The Voice of Nature: Enescu’s Tone Poems

George Enescu

George Enescu

In 1935, Romanian composer George Enescu (1881-1955) started working on what was going to be a symphonic suite entitled Voix de la nature (Voice of Nature). He only completed one movement, Nuages d’automne sur les forêts (Autumn Clouds over the Woods) but in his papers, unfinished sketches for another movement, Soleil dans les plaines (Sun in the plains), shows us how the suite might have continued. Part 3, Vox Maris was completed, but some writers regard this as not part of the Voix de la nature suite but a separate tone poem unto itself.

The Autumn music carries with it the idea of melancholy for the dying leaves, and you can almost imagine the opening lines of the cello illustrating a film of clouds drifting in time-lapse – conveying the passing of time in a compressed way. Along with all the melancholy, though, there’s a touch of menace, perhaps of the cold times to come, perhaps of just the regret at what is dying all around in the forest.

George Enescu: Voix de la nature: Nuages d’automne sur les forêts (Timişoara Banatul Philharmonic; Remus Georgescu, cond.)

The Voice of Nature: Enescu’s Tone Poems

Turner: The Shipwreck (1805) (Tate Britain)

The (perhaps) related tone poem Vox Maris (The Voice of the Sea), was started in 1929 and completed in 1954. Unusually, it’s a symphonic poem written for tenor and three-part choir with the orchestra. The text by French poet Renée Willy, was originally written in Breton but Enescu used a French version of the text. The story is about a sailor who attempts to rescue people in distress during a tempest. But the waves swallow the sailor’s boat, and it is that sacrifice that calms the waves. The sea stills and only the voice of the mermaids can be heard. Enescu wrote about this from personal experience, having seen the sacrifice of one man trying to rescue others.

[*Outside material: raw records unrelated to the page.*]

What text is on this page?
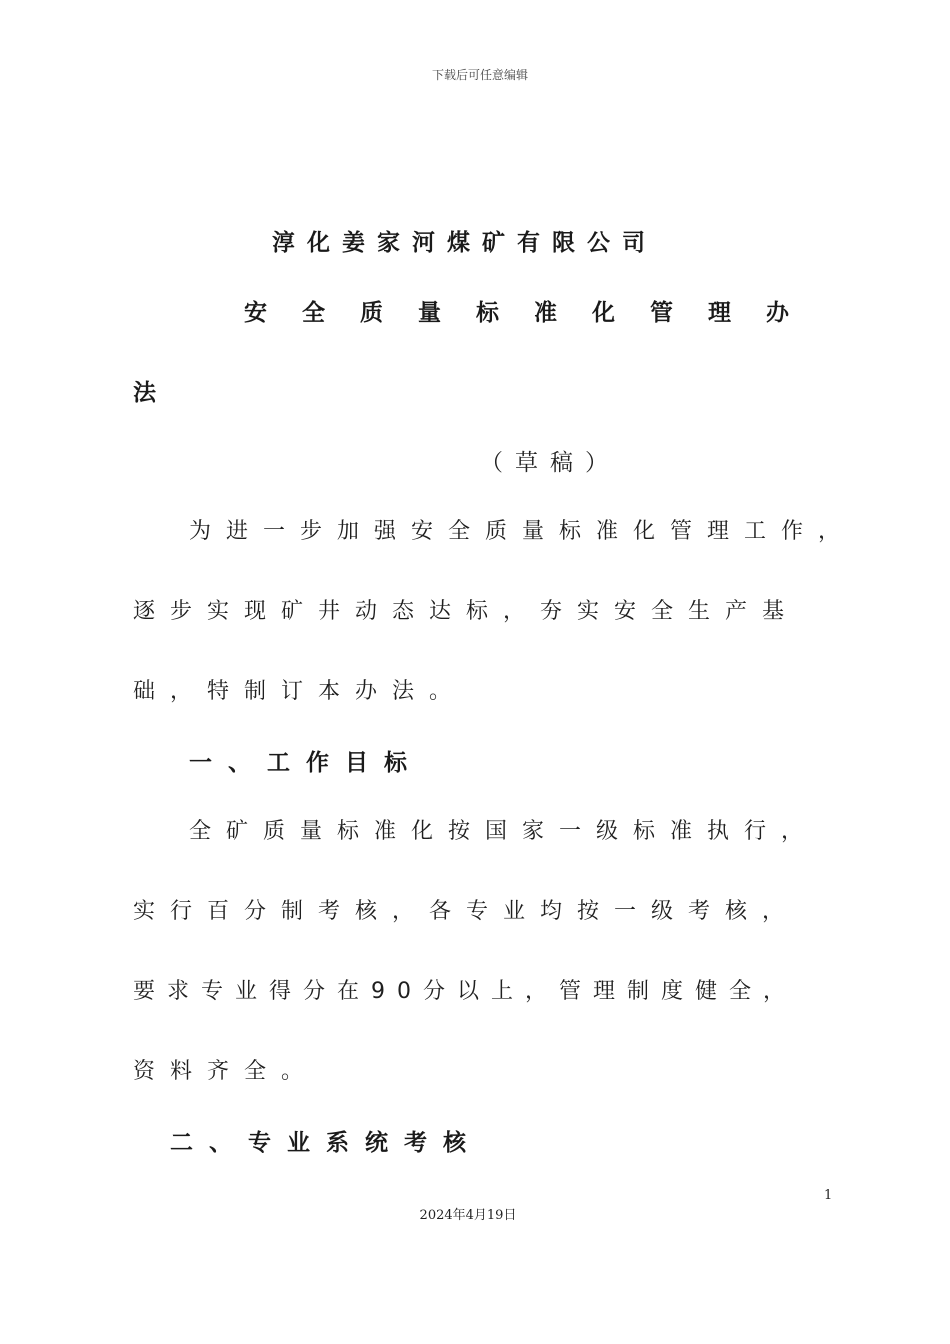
下载后可任意编辑
淳化姜家河煤矿有限公司
安全质量标准化管理办
法
（草稿）
为进一步加强安全质量标准化管理工作，
逐步实现矿井动态达标，夯实安全生产基
础，特制订本办法。
一、工作目标
全矿质量标准化按国家一级标准执行，
实行百分制考核，各专业均按一级考核，
要求专业得分在90分以上，管理制度健全，
资料齐全。
二、专业系统考核
1
2024年4月19日
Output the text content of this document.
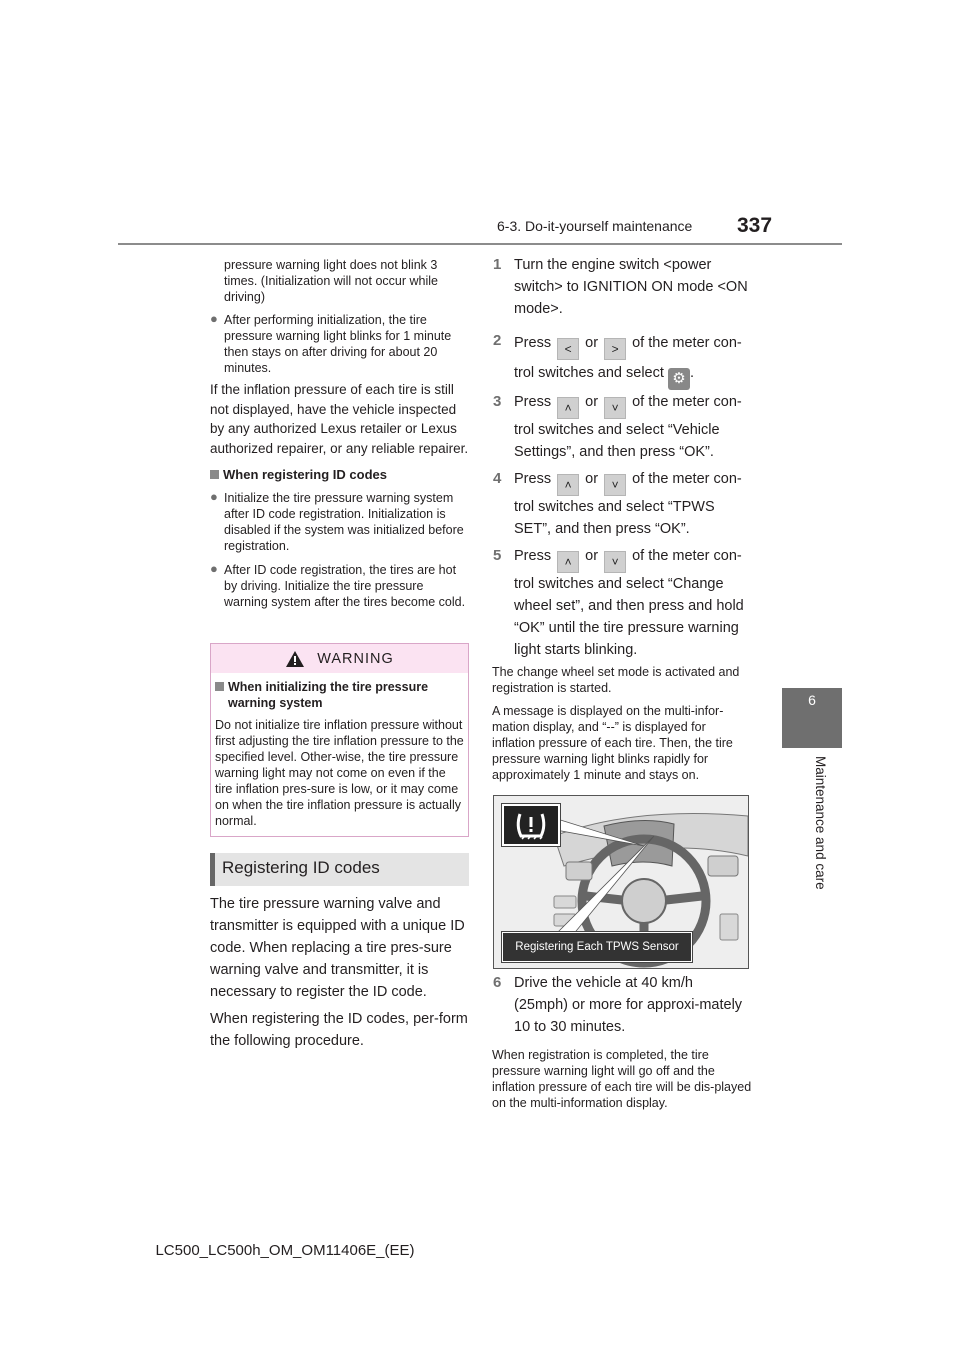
6-3. Do-it-yourself maintenance 337
6
Maintenance and care
pressure warning light does not blink 3 times. (Initialization will not occur while driving)
● After performing initialization, the tire pressure warning light blinks for 1 minute then stays on after driving for about 20 minutes.
If the inflation pressure of each tire is still not displayed, have the vehicle inspected by any authorized Lexus retailer or Lexus authorized repairer, or any reliable repairer.
When registering ID codes
● Initialize the tire pressure warning system after ID code registration. Initialization is disabled if the system was initialized before registration.
● After ID code registration, the tires are hot by driving. Initialize the tire pressure warning system after the tires become cold.
WARNING
When initializing the tire pressure warning system
Do not initialize tire inflation pressure without first adjusting the tire inflation pressure to the specified level. Other-wise, the tire pressure warning light may not come on even if the tire inflation pres-sure is low, or it may come on when the tire inflation pressure is actually normal.
Registering ID codes
The tire pressure warning valve and transmitter is equipped with a unique ID code. When replacing a tire pres-sure warning valve and transmitter, it is necessary to register the ID code.
When registering the ID codes, per-form the following procedure.
1 Turn the engine switch <power switch> to IGNITION ON mode <ON mode>.
2 Press < or > of the meter con-trol switches and select ⚙ .
3 Press ˄ or ˅ of the meter con-trol switches and select “Vehicle Settings”, and then press “OK”.
4 Press ˄ or ˅ of the meter con-trol switches and select “TPWS SET”, and then press “OK”.
5 Press ˄ or ˅ of the meter con-trol switches and select “Change wheel set”, and then press and hold “OK” until the tire pressure warning light starts blinking.
The change wheel set mode is activated and registration is started.
A message is displayed on the multi-infor-mation display, and “--” is displayed for inflation pressure of each tire. Then, the tire pressure warning light blinks rapidly for approximately 1 minute and stays on.
Registering Each TPWS Sensor
6 Drive the vehicle at 40 km/h (25mph) or more for approxi-mately 10 to 30 minutes.
When registration is completed, the tire pressure warning light will go off and the inflation pressure of each tire will be dis-played on the multi-information display.
LC500_LC500h_OM_OM11406E_(EE)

We can track this story only a certain way through the work. At some point the program gets put aside and the musical material itself comes to the fore. The work is unusual both in its use of the voice and in its story line. Its feeling, much like the earlier work Nuages d’automne sur les forêts, seems to carry shadows and sadness with it, which may be why the two works are thought to be linked.

George Enescu: Vox Maris, Op. 31 (Rozina Muraru, soprano; Ionel Voinberg, tenor; Iași Moldova Philharmonic Chorus; Iași Moldova Philharmonic Orchestra; Ion Baciu, cond.)

This isn’t the symphonic poem that we expect from the great Romantic composers such as Liszt. This is a new vision for an old form that brings in more drama and more feeling. The melancholy of Nuages d’automne sur les forêts is very different from the feeling of futility in Vox Maris, but both works still carry the idea of the imagery of the stories, whether implied or spelled out.